The Mudcat Café TM
Thread #142427   Message #3296829
Posted By: Dorothy Parshall
26-Jan-12 - 04:26 PM
Thread Name: Declutter & Accountability - January 2012
Subject: RE: Declutter & Accountability - January 2012
mg: you do come up with interesting thoughts. Now, on day 6 of no choc, I am having daily bs swings. I think I read somewhere that it helps regulate bs but I have been eating too much – 50-100gm – and it is such an addiction that I am really trying hard. I have done without before without this problem. But I have also cut out all cookies so my diet these few days has only the sugar made from the little carbs I ingest. Today I ate a fruit pie from – AGHHH – McD's which was in the frig a month or two. (I had to nuke it under a damp paper towel!). That settled things down. But now it is time to eat again. I think I'll do the stewed apples and cranberries. granola and yogurt.

We are out of plain yogurt and veggies and bread and….. I have not had the car at all this week but R's truck should be done by tomorrow, Then I will need to do a big shopping. May have a chance to use car tonight MAYBE.

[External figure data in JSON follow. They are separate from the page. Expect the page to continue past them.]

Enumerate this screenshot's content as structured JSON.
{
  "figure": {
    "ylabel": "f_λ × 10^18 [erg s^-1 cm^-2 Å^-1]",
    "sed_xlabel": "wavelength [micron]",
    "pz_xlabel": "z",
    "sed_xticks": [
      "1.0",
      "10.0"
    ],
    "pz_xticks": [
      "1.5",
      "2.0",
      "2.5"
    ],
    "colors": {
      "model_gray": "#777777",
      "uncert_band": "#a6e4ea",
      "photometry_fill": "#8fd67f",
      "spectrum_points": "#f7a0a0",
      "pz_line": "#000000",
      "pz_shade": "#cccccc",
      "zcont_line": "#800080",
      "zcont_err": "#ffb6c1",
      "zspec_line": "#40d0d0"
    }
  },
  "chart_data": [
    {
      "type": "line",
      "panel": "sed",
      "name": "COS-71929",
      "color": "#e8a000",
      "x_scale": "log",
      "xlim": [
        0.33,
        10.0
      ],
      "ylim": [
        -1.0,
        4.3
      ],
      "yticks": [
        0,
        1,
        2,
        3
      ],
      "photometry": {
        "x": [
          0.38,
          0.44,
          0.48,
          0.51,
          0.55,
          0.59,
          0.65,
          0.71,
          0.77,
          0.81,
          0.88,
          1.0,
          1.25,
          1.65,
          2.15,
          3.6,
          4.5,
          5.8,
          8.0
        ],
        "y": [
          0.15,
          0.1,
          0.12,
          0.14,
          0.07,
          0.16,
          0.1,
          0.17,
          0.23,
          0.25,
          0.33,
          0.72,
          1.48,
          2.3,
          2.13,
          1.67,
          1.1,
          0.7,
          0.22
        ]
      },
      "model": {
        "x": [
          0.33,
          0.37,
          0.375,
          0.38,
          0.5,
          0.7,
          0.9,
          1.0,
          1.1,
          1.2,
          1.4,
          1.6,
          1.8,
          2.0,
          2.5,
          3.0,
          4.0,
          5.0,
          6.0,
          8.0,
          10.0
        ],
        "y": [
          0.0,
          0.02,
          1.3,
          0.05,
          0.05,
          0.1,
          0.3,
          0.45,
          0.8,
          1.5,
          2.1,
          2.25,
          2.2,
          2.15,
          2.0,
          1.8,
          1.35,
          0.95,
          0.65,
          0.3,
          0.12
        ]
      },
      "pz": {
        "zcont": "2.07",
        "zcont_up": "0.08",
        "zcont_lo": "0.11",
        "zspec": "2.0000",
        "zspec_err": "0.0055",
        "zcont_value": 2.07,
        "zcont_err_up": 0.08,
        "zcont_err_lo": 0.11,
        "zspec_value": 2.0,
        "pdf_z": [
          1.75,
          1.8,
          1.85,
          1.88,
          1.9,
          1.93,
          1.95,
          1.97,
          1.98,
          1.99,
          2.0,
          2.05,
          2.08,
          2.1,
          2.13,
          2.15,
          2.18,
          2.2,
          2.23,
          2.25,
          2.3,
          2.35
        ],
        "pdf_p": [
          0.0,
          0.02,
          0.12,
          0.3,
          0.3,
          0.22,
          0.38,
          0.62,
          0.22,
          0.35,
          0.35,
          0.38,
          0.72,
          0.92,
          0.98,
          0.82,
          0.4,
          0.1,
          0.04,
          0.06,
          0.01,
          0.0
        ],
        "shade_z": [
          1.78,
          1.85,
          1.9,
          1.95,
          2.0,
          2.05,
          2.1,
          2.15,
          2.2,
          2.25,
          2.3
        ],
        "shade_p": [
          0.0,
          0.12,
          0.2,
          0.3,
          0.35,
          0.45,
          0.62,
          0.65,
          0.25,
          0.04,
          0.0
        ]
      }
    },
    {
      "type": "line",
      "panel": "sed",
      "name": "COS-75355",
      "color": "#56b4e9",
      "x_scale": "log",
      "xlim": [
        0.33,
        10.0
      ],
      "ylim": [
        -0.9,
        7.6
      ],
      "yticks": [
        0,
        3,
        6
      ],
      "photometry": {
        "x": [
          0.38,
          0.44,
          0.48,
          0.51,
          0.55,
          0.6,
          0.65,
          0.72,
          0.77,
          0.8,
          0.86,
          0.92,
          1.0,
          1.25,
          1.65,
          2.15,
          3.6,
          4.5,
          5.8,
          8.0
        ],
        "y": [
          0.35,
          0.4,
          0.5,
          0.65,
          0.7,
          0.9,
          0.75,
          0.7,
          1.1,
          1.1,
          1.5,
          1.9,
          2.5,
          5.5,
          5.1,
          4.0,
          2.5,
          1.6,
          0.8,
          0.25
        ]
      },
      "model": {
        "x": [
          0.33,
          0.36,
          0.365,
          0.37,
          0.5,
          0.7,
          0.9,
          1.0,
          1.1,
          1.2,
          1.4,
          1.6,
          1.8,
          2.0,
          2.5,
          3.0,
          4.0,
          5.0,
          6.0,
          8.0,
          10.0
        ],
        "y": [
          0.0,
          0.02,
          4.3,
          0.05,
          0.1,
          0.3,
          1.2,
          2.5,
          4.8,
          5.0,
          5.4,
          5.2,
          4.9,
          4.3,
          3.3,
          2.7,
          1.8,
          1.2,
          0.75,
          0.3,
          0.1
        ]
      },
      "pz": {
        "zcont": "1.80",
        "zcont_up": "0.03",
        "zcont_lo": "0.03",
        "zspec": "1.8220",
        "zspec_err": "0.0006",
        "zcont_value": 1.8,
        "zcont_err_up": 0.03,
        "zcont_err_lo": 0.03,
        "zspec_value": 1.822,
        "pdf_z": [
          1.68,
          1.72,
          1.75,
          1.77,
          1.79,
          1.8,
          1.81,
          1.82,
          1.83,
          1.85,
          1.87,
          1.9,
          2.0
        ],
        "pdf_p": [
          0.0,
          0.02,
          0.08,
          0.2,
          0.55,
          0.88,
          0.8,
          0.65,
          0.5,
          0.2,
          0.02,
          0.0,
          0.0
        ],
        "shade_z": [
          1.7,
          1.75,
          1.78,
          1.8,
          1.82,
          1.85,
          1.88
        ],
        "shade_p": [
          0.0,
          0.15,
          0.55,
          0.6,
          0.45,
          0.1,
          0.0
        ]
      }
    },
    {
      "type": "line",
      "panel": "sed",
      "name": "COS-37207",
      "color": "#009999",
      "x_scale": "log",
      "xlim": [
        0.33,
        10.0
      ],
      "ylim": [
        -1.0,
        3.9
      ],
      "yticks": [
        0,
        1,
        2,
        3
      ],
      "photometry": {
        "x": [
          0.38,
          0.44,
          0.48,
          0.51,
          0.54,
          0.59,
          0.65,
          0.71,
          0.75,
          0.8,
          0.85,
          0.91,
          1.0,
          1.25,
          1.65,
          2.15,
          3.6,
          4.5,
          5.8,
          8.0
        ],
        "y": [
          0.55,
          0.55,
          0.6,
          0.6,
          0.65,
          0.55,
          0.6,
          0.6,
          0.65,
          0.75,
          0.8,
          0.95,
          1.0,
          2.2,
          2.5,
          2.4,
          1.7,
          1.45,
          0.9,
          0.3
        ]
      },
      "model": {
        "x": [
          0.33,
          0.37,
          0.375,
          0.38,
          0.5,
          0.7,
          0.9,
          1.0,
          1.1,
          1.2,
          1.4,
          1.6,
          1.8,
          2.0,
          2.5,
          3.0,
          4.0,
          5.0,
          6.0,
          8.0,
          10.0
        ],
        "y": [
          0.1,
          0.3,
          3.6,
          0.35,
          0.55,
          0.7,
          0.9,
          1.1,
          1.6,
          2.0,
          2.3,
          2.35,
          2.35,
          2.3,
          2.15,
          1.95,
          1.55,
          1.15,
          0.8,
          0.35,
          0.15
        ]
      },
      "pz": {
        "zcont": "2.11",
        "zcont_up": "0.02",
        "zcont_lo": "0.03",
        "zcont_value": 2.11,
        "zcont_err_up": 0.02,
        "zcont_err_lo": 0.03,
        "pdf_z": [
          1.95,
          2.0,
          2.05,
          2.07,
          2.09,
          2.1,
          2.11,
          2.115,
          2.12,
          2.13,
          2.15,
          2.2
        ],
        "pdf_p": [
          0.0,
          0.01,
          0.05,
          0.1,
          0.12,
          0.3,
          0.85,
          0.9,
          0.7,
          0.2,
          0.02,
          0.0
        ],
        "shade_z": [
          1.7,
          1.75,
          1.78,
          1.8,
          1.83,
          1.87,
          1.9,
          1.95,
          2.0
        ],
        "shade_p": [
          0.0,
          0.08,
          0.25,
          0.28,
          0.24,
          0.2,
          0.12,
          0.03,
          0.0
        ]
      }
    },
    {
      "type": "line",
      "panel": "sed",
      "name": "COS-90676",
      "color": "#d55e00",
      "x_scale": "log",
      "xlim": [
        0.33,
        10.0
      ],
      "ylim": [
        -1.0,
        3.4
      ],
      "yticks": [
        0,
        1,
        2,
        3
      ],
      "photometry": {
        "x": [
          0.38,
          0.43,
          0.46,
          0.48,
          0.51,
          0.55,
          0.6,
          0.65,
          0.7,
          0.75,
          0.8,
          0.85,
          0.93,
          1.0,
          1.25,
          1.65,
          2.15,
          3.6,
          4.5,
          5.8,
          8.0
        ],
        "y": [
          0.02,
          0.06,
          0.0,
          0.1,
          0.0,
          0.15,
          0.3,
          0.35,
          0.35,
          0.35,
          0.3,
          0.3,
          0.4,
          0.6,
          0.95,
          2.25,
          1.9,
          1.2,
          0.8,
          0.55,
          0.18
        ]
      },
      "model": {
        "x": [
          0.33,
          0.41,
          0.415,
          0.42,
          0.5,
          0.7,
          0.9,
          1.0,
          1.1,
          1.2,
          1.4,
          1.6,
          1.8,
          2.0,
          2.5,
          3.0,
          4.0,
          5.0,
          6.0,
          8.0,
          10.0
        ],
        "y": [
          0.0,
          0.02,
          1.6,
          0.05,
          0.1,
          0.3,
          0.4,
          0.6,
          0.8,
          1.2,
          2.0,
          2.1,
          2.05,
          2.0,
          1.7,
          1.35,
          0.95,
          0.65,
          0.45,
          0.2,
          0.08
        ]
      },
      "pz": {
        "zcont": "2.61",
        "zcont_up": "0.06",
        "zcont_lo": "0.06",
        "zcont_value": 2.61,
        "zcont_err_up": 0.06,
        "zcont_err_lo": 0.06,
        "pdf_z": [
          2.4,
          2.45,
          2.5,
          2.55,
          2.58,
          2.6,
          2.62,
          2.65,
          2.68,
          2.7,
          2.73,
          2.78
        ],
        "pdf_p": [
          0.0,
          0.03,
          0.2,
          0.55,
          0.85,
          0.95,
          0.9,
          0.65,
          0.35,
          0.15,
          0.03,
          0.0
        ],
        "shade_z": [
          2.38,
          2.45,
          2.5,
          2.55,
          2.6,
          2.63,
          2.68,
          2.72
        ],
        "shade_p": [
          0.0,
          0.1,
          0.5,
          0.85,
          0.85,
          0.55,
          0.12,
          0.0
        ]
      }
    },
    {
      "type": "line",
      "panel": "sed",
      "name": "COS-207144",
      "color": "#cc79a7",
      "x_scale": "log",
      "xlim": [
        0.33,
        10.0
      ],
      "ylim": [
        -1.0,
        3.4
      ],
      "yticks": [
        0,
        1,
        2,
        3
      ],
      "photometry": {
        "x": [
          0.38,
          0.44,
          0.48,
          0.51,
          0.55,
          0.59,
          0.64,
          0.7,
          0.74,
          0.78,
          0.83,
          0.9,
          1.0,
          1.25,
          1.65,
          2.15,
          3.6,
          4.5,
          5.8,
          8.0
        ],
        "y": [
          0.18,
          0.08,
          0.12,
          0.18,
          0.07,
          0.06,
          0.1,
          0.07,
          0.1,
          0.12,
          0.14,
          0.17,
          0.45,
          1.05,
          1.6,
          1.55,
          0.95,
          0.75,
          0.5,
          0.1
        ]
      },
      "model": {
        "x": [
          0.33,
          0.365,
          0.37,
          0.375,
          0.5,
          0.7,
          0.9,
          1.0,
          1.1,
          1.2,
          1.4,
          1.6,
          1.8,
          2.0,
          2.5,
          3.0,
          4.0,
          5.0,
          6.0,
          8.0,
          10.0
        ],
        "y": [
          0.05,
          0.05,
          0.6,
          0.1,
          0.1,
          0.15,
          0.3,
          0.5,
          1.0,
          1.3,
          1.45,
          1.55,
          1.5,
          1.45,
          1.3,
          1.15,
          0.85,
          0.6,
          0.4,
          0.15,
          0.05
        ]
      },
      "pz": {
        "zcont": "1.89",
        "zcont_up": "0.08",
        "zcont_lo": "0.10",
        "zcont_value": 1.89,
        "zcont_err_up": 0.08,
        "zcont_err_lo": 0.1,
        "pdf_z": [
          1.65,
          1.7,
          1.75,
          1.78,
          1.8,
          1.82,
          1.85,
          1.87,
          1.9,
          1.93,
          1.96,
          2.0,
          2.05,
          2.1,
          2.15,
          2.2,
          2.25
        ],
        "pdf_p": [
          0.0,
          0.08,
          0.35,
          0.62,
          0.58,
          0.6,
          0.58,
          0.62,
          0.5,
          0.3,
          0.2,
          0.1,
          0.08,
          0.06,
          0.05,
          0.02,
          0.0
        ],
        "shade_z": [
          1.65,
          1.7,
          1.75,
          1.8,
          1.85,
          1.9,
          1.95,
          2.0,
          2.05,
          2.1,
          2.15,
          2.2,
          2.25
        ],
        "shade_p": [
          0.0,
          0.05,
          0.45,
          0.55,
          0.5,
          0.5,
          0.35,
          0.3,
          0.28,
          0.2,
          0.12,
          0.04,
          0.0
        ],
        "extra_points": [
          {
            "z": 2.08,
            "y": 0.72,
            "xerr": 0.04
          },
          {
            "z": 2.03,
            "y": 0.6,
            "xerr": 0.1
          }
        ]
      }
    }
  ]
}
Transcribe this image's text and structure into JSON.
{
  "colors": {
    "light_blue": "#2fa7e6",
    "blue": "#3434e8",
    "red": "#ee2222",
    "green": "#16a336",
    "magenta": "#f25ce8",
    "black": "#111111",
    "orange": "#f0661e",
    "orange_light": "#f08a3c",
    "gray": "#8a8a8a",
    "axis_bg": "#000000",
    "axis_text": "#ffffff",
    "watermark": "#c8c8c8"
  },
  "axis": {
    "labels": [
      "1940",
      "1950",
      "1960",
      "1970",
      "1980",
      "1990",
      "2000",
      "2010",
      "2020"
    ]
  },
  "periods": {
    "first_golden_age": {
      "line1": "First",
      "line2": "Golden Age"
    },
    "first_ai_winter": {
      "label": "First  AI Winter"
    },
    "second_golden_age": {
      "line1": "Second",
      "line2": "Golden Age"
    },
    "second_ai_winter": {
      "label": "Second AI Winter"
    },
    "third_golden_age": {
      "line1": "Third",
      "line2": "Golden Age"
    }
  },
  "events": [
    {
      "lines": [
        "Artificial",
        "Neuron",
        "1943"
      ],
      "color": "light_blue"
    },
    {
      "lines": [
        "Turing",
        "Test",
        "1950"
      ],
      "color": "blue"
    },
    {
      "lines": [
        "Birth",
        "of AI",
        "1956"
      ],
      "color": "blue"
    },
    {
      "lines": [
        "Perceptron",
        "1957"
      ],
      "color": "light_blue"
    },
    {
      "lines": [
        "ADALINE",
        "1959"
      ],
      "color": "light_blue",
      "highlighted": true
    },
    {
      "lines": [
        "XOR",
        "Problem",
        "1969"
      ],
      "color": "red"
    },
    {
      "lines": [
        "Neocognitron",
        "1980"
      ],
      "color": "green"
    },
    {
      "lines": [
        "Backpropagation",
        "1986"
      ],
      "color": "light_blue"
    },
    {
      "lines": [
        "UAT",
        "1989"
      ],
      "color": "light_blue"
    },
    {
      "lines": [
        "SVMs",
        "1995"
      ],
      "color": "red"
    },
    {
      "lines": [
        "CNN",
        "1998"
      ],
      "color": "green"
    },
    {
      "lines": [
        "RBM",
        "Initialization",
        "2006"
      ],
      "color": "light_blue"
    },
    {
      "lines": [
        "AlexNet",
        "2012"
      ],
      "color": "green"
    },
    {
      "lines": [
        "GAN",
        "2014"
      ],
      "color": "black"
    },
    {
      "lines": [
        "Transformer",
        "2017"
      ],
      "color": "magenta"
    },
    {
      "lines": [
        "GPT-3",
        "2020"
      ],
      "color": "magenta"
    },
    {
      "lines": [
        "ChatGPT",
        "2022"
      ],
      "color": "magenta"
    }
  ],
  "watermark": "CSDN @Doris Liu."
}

Fat, as in bacon, inhibits the production of insulin. I played with that once and found that too much sugar gave me a headache in one part of head (front or back but I don't remember which) and too little caused a headache in the other part. Hypoglylcemic most of my life, I had been doing better – ALWAYS have food available! Only this week has been strange – juggling to make sure the correct balance of foods is ingested. But with an eye toward low caloric intake.

I still feel better though tired in aft, but not falling asleep as I was most afternoons recently. I actually did not realize how poorly I was feeling, too many days but not all. Saw something on line about buckwheat helping bs. Thinking about trying a "cookie" made of buckwheat, choc, cranberries, honey something else? Ground sunflower seeds or chickpea flour, a binder of some sort ….

Walked to library yesterday and day before. House is above 60 currently. Monday and Tuesday were thawing days. Wet but nice. Now it is a moderate 20F and overcast again. We have finally reduced the mouse pop by four. That might be it! I cleaned the counters thoroughly to see if there is any mouse sign tomorrow. An Amarylis is sending up two healthy stalks!

This week has been a support R week through a couple crises. Hope one is done today and the other has to conclude this phase tomorrow by 5 pm. Sometimes deadlines are good! So I am hanging out to feed him when he gets a chance to stop in..

The most amazing thing happened yesterday. Bro called to tell me what was going on, i.e. where R was and his phone was not with him and blither, blither, blither. Totally unnecessary. We had had a go-round on Tuesday when I let him have it about how stressed R is "and YOU are the cause." So he tells me "R was here this aft and he was not stressed at all." 64 years and he does not have a clue about R! R had come home about 3 pm for a bite and was so stressed he was shaking. He sat here wanting very much not to leave. Oblivious? Self centred? I just got him off the phone asap. It does no good to talk with him.

To the country tomorrow for music on Fri and Sat, see friends, and maybe get the internet connected at the cabin. Peace and quiet, in any case, in a warm and beautiful place.